In: Statistics and Probability
Suppose that you take a data set, divide it into equally-sized training and test sets, and
then try out two different classification procedures. First you use logistic regression and
get an error rate of 20% on the training data and 30% on the test data. Next, you use
1-nearest neighbors (i.e. K = 1) and get an average error rate (averaged over both test
and training data sets) of 18%. Based on these results, which method should we prefer
to use for classification of new observations? Why?
Solution:
So,In this case, It is better to use logistic regression for classification of new observation
Explanation:
Because of if we use logistic regression of equal size of training and test data set, and get an error rate of 20% on the training data and 30% on the test data, So an average error rate(averaged over both testing and training data sets) is equal to (20+30)/2=25 and test data error rate is 30%.

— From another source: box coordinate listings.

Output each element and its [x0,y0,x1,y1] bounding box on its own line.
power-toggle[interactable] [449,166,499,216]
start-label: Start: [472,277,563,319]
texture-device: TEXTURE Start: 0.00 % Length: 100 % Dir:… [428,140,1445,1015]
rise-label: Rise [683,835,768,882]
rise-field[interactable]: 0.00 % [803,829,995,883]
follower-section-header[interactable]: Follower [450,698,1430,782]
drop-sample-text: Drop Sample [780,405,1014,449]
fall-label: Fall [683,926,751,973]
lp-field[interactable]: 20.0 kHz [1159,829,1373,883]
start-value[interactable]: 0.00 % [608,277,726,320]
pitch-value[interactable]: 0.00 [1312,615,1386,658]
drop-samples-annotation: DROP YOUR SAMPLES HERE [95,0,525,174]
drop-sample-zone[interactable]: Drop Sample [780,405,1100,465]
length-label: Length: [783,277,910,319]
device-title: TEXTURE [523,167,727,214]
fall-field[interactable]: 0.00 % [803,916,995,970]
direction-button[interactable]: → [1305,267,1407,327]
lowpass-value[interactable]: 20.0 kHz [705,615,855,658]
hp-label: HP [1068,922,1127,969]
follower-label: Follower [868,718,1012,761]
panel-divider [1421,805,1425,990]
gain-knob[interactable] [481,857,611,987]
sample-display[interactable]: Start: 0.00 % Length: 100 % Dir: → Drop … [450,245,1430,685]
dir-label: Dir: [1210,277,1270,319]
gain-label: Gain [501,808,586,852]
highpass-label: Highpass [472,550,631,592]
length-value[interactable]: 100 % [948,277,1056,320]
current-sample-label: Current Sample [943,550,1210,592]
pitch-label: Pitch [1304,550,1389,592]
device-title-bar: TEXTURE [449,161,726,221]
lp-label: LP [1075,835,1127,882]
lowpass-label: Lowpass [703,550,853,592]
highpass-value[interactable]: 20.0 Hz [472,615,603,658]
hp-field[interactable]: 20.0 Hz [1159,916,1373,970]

The KNN is a simplest, non -parametric and lazy model. If k=1, then the object is simply assigned to the class of that single nearest neighbour. When K=1, you will choose the closet training sample to your test sample. Since your test sample is in the training dataset. It will choose itself as the closest and never make mistake. For this reason, the training error will be zero when k=1 irrespective of the dataset, that explains the 0% training error rate. However, we have an average rate of 18% which indicates a test error rate of 18*2=36% of KNN which is greater than test error rate for logistic regression on 30%.If error rate iof test data set higher then we can say that model is less classified lower the error rate then better model.